Rather than argue about tax rates, I would think it more fruitful to discuss our current system and its "socialism for the rich" structure. Insofar as we have constructed a society that systematically shifts income upward, it strikes me as pointless to get all worked up about a few % of marginal tax at the highest level.

[1] See Dean Baker on the alleged "burden" the public debt places on our grandchildren.

[2]Andy Jackson paid the US debt off to the last penny. This was followed shortly thereafter by one of the worst panics and depressions of the 19th century. Is there some reason I am missing as to why we should repeat this?

[3]I have recommended JW Mason's Slack Wire blog several times....please do check it out. Thanks.

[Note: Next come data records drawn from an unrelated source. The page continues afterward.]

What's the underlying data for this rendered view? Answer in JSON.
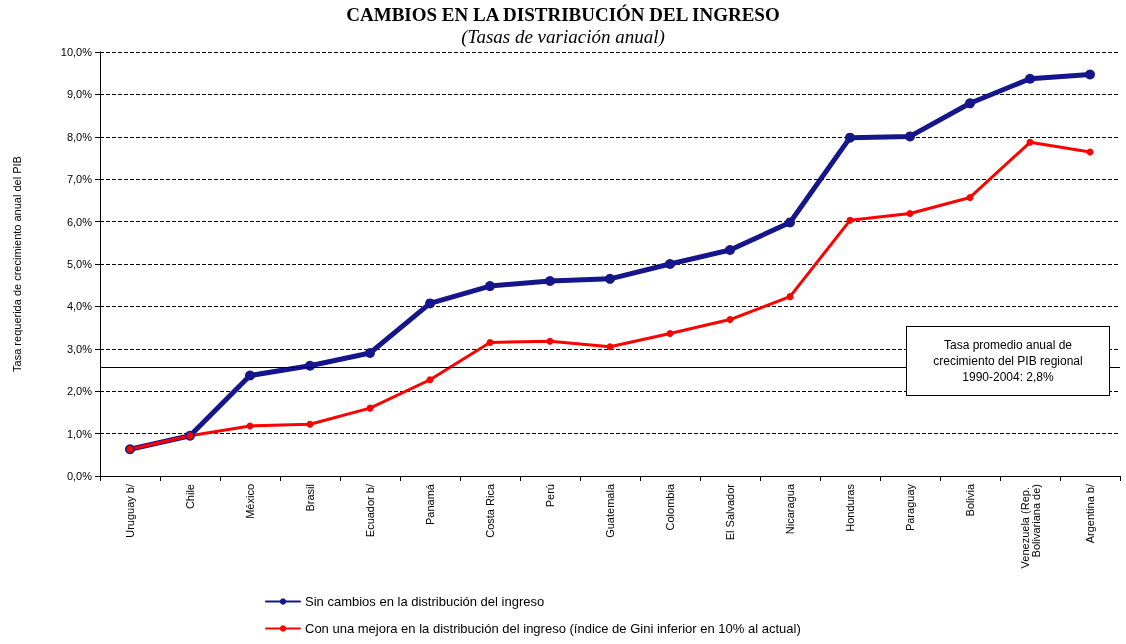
{
  "chart_data": {
    "type": "line",
    "title": "CAMBIOS EN LA DISTRIBUCIÓN DEL INGRESO",
    "subtitle": "(Tasas de variación anual)",
    "ylabel": "Tasa requerida de crecimiento anual del PIB",
    "categories": [
      "Uruguay b/",
      "Chile",
      "México",
      "Brasil",
      "Ecuador b/",
      "Panamá",
      "Costa Rica",
      "Perú",
      "Guatemala",
      "Colombia",
      "El Salvador",
      "Nicaragua",
      "Honduras",
      "Paraguay",
      "Bolivia",
      "Venezuela (Rep. Bolivariana de)",
      "Argentina b/"
    ],
    "series": [
      {
        "name": "Sin cambios en la distribución del ingreso",
        "color": "#16168c",
        "values": [
          0.63,
          0.95,
          2.37,
          2.6,
          2.9,
          4.07,
          4.48,
          4.6,
          4.65,
          5.0,
          5.33,
          5.98,
          7.98,
          8.01,
          8.79,
          9.37,
          9.47
        ]
      },
      {
        "name": "Con una mejora en la distribución del ingreso (índice de Gini inferior en 10% al actual)",
        "color": "#ff0000",
        "values": [
          0.63,
          0.95,
          1.18,
          1.22,
          1.6,
          2.27,
          3.15,
          3.18,
          3.05,
          3.36,
          3.69,
          4.23,
          6.03,
          6.19,
          6.57,
          7.87,
          7.64
        ]
      }
    ],
    "ylim": [
      0,
      10
    ],
    "yticks": [
      {
        "value": 0,
        "label": "0,0%"
      },
      {
        "value": 1,
        "label": "1,0%"
      },
      {
        "value": 2,
        "label": "2,0%"
      },
      {
        "value": 3,
        "label": "3,0%"
      },
      {
        "value": 4,
        "label": "4,0%"
      },
      {
        "value": 5,
        "label": "5,0%"
      },
      {
        "value": 6,
        "label": "6,0%"
      },
      {
        "value": 7,
        "label": "7,0%"
      },
      {
        "value": 8,
        "label": "8,0%"
      },
      {
        "value": 9,
        "label": "9,0%"
      },
      {
        "value": 10,
        "label": "10,0%"
      }
    ],
    "ref_lines": [
      {
        "axis": "y",
        "value": 2.56,
        "color": "#000000",
        "line_style": "solid"
      }
    ],
    "annotations": [
      "Tasa promedio anual de crecimiento del PIB regional 1990-2004: 2,8%"
    ],
    "grid": "y",
    "legend": "bottom",
    "marker": "circle",
    "line_style": "solid"
  }
}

Light the money on fire or shred it for confetti (pretending it's paper cash). Would that matter? (A wink's as good as a nod to a blind man, bobby p.)

Cross-posted. I was responding to Marty (CCDG), but only coincidentally addressed bobbyp in doing so.

Light it on fire...why not? Do some here really believe that "our money" as paid in taxes is secreted away in vaults in WA DC? Why bother? Money can be replaced at will.....but let a person go without a job, without an education, without a hope, ay, now you are really talking about crippling the future.

I am more worried about who departs American Idol next than I am about the level of the national debt.

I have said id repeatedly:
Grover Norquist has successfully persuaded enough people that he is the http://en.wikipedia.org/wiki/The_Bottle_Imp>Bottle Imp and that by signing his pledge they have bought the bottle. The price is the tax rate and whoever comes to the end of his or her term and has not sold the item to the next fool by lowering the top rate again will burn forever in hell. It became even easier for him since the customers have all reached drunken sailor status.

I am more worried about who departs American Idol next than I am about the level of the national debt.

I think you've made that very clear, but I doubt your confidence has magically rubbed off on the US voting public.